Литмир - Электронная Библиотека

— Не беспокойся по поводу земельных владений. Веллингтон смог об этом позаботиться, и твоей супруге не нужно будет с ними расставаться.

— Вот как…

На короткий миг им овладела радость, но упоминание о Кейли повергло всё в то же болезненное отчаяние. Значит, так решилась его судьба. Не казнь, так ссылка? По взмаху чьей-то властной руки он будет где-то далеко. Если бы Кейли всё узнала…

— Сэр, о чём вы хотели, чтобы я размышлял?

— Об этой позорной высылке, сынок, — Копли снял цилиндр и судорожно утёр платком лоб. — Если не согласишься, тогда, увы! Здесь выход только на эшафот.
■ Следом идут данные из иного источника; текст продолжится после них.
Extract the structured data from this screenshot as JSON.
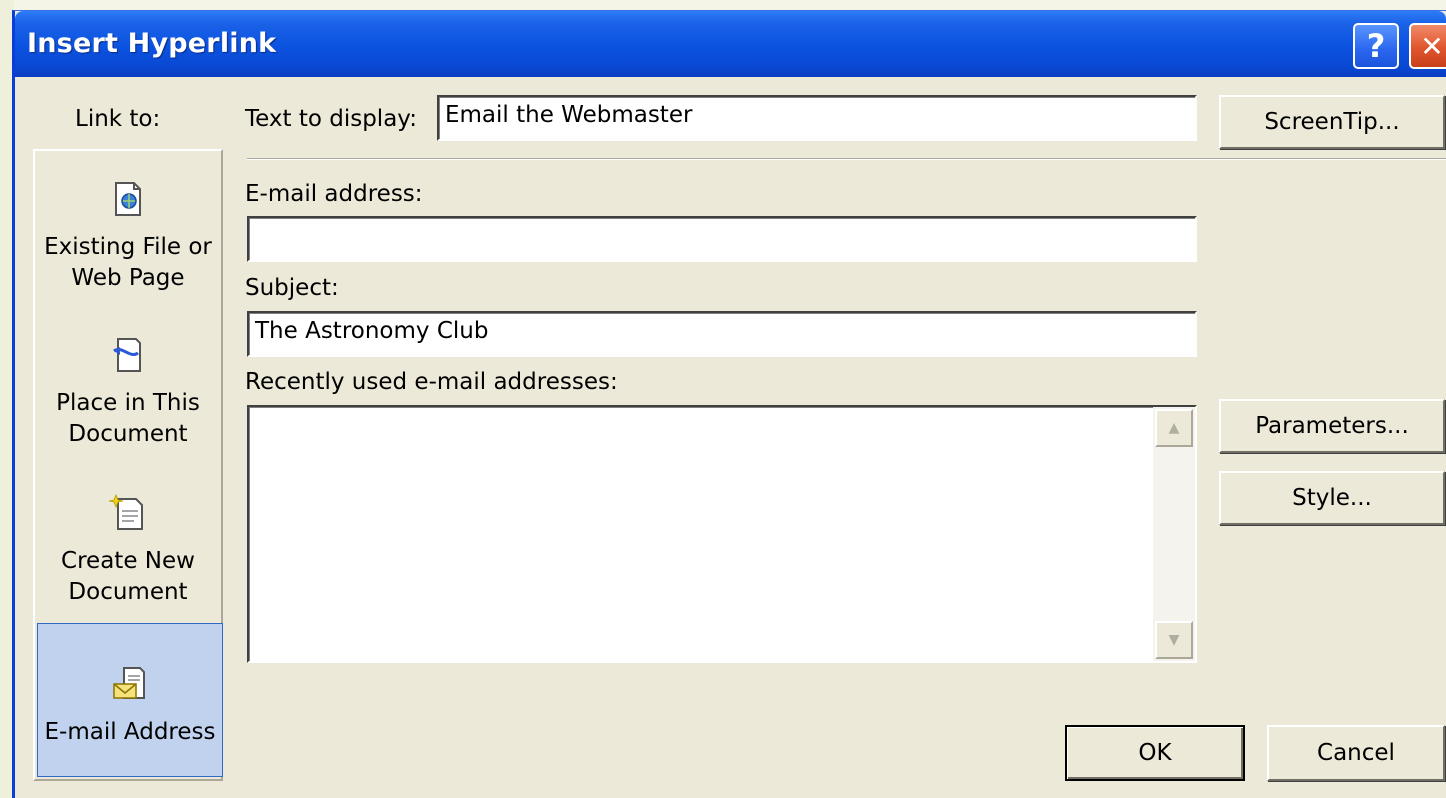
{
  "window": {
    "title": "Insert Hyperlink",
    "help_symbol": "?",
    "close_symbol": "✕"
  },
  "link_to": {
    "label": "Link to:",
    "items": [
      {
        "line1": "Existing File or",
        "line2": "Web Page",
        "icon": "web-page-icon"
      },
      {
        "line1": "Place in This",
        "line2": "Document",
        "icon": "bookmark-page-icon"
      },
      {
        "line1": "Create New",
        "line2": "Document",
        "icon": "new-document-icon"
      },
      {
        "line1": "E-mail Address",
        "line2": "",
        "icon": "email-envelope-icon",
        "selected": true
      }
    ]
  },
  "form": {
    "text_to_display_label": "Text to display:",
    "text_to_display_value": "Email the Webmaster",
    "email_address_label": "E-mail address:",
    "email_address_value": "",
    "subject_label": "Subject:",
    "subject_value": "The Astronomy Club",
    "recent_label": "Recently used e-mail addresses:",
    "recent_items": []
  },
  "buttons": {
    "screentip": "ScreenTip...",
    "parameters": "Parameters...",
    "style": "Style...",
    "ok": "OK",
    "cancel": "Cancel"
  },
  "colors": {
    "titlebar": "#0b52e0",
    "selected_item_bg": "#c1d2ee",
    "selected_item_border": "#316ac5",
    "dialog_bg": "#ece9d8",
    "close_button": "#e0552c"
  }
}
Значит, выбор всё же был. Александр натянуто улыбнулся, уперевшись лбом в холодную поверхность. Вот и всё, пути назад не было. Он сам к этому привёл и оказался здесь, потому что не поборол внутренних демонов. Да, они были чертовски сильными. И если бы не влияние Веллингтона, он перестал бы дышать уже совсем скоро. И никогда больше не смог вспомнить, как Кейли умеет улыбаться…

— Что я должен сделать? Что я должен подписать? — сорвалось с его иссохших губ прежде, чем Алекс подавил невесть откуда взявшуюся тоску.

Было слышно, как за дверью Джон Копли с облегчением вздохнул. Он сказал, что нужные бумаги предоставят, когда Александр покинет Ньюгейт. Но сначала нужно появиться перед присяжными. Весь процесс станет фальшью с заранее подготовленным решением.

— Держитесь, мистер Стоун. Скоро всё кончится.

Барристер кивнул, надев цилиндр, и ушёл, а Алекс вернулся к своей койке без сил и всяческих желаний, кроме как провалиться в долгий глубокий сон.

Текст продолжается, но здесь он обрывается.